You may wonder how a DC signal can be a wave. Without getting into the math, a DC signal can be decomposed into into an infinite sum of waves (Fourier analysis).
Pedant speaks:
Well, you're talking about a step function, strictly speaking, when you turn on a DC signal, so it's not a "DC" signal, which will have support only in the DC basis vector, but rather a step function, which has support at all frequencies, with 1/f amplitude, if I recall correctly. (it's an integrated impulse, which is flat, so it's 1/f, yes...)
If you're asking about the movement of individual charges then that depends on drift velocity which is determined by the properties of the material at the atomic scale.
Some numbers to consider. 1 mole of electrons is 6.02 * 10^23. That's about the number of electrons in 2.2 ounces (give or take) of copper. That's a few feet of not really big sized wire.
1 amp is 10^19 electrons/second passing a given point, give or take. So, 6*10^4 amps is what you get if one mole of electrons passes a point in one second.
That is a LOT of current.

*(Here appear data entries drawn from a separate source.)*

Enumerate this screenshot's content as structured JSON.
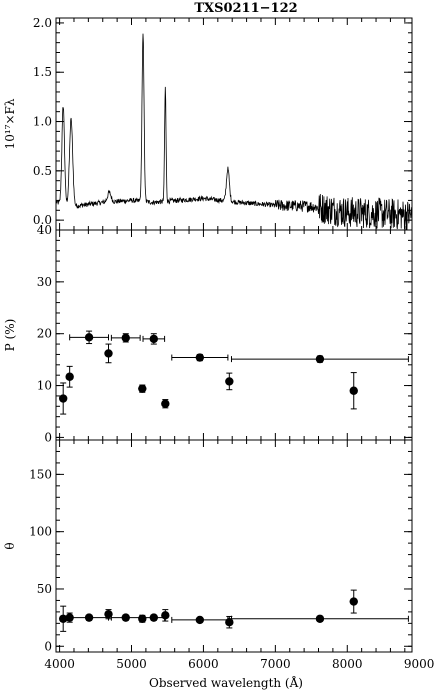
{
  "chart_data": {
    "title": "TXS0211−122",
    "xlabel": "Observed wavelength (Å)",
    "x_ticks": [
      "4000",
      "5000",
      "6000",
      "7000",
      "8000",
      "9000"
    ],
    "xlim": [
      3950,
      8900
    ],
    "panels": [
      {
        "id": "flux",
        "type": "line",
        "ylabel": "10¹⁷×Fλ",
        "ylim": [
          -0.1,
          2.05
        ],
        "y_ticks": [
          "0.0",
          "0.5",
          "1.0",
          "1.5",
          "2.0"
        ],
        "y_tick_values": [
          0.0,
          0.5,
          1.0,
          1.5,
          2.0
        ],
        "continuum": [
          [
            3950,
            0.18
          ],
          [
            4200,
            0.14
          ],
          [
            4600,
            0.18
          ],
          [
            5000,
            0.2
          ],
          [
            5300,
            0.18
          ],
          [
            6000,
            0.22
          ],
          [
            6500,
            0.18
          ],
          [
            7000,
            0.15
          ],
          [
            7500,
            0.14
          ],
          [
            8000,
            0.08
          ],
          [
            8400,
            0.07
          ],
          [
            8900,
            0.05
          ]
        ],
        "lines": [
          {
            "center": 4050,
            "peak": 1.16,
            "width": 18
          },
          {
            "center": 4160,
            "peak": 1.02,
            "width": 22
          },
          {
            "center": 4690,
            "peak": 0.28,
            "width": 25
          },
          {
            "center": 5160,
            "peak": 1.88,
            "width": 14
          },
          {
            "center": 5470,
            "peak": 1.35,
            "width": 10
          },
          {
            "center": 6340,
            "peak": 0.52,
            "width": 20
          }
        ]
      },
      {
        "id": "polarization",
        "type": "scatter",
        "ylabel": "P (%)",
        "ylim": [
          -0.5,
          40
        ],
        "y_ticks": [
          "0",
          "10",
          "20",
          "30",
          "40"
        ],
        "y_tick_values": [
          0,
          10,
          20,
          30,
          40
        ],
        "points": [
          {
            "x": 4050,
            "y": 7.5,
            "yerr": 3.0,
            "xerr": 0
          },
          {
            "x": 4140,
            "y": 11.7,
            "yerr": 2.0,
            "xerr": 0
          },
          {
            "x": 4410,
            "y": 19.3,
            "yerr": 1.2,
            "xerr": 270
          },
          {
            "x": 4680,
            "y": 16.2,
            "yerr": 1.8,
            "xerr": 0
          },
          {
            "x": 4920,
            "y": 19.2,
            "yerr": 0.8,
            "xerr": 200
          },
          {
            "x": 5150,
            "y": 9.4,
            "yerr": 0.7,
            "xerr": 0
          },
          {
            "x": 5310,
            "y": 19.0,
            "yerr": 1.0,
            "xerr": 150
          },
          {
            "x": 5470,
            "y": 6.5,
            "yerr": 0.8,
            "xerr": 0
          },
          {
            "x": 5950,
            "y": 15.4,
            "yerr": 0.6,
            "xerr": 390
          },
          {
            "x": 6360,
            "y": 10.8,
            "yerr": 1.6,
            "xerr": 0
          },
          {
            "x": 7620,
            "y": 15.1,
            "yerr": 0.6,
            "xerr": 1230
          },
          {
            "x": 8090,
            "y": 9.0,
            "yerr": 3.5,
            "xerr": 0
          }
        ]
      },
      {
        "id": "angle",
        "type": "scatter",
        "ylabel": "θ",
        "ylim": [
          -5,
          180
        ],
        "y_ticks": [
          "0",
          "50",
          "100",
          "150"
        ],
        "y_tick_values": [
          0,
          50,
          100,
          150
        ],
        "points": [
          {
            "x": 4050,
            "y": 24,
            "yerr": 11,
            "xerr": 0
          },
          {
            "x": 4140,
            "y": 25,
            "yerr": 4,
            "xerr": 0
          },
          {
            "x": 4410,
            "y": 25,
            "yerr": 2,
            "xerr": 270
          },
          {
            "x": 4680,
            "y": 28,
            "yerr": 4,
            "xerr": 0
          },
          {
            "x": 4920,
            "y": 25,
            "yerr": 2,
            "xerr": 200
          },
          {
            "x": 5150,
            "y": 24,
            "yerr": 3,
            "xerr": 0
          },
          {
            "x": 5310,
            "y": 25,
            "yerr": 2,
            "xerr": 150
          },
          {
            "x": 5470,
            "y": 27,
            "yerr": 5,
            "xerr": 0
          },
          {
            "x": 5950,
            "y": 23,
            "yerr": 1,
            "xerr": 390
          },
          {
            "x": 6360,
            "y": 21,
            "yerr": 5,
            "xerr": 0
          },
          {
            "x": 7620,
            "y": 24,
            "yerr": 1,
            "xerr": 1230
          },
          {
            "x": 8090,
            "y": 39,
            "yerr": 10,
            "xerr": 0
          }
        ]
      }
    ]
  }
}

If you put 1 amp through the wire (say it's 10' of wire, which would be moderately small for such a current at 1 mole of copper), you'll have the electrons (we're assuming DC here) drift 10'/(6*10^4) feet in one second.
But the signal will get there with most of the speed of light. Typical propagation is well over .5 C, most wires are about .8 C, and the slowest stuff I'm aware of is about .3 C, and that's not what we use for electrical wiring (and is kinda rare, and used for delay lines).
Figure .8 feet per nanosecond, as a good rule of thumb.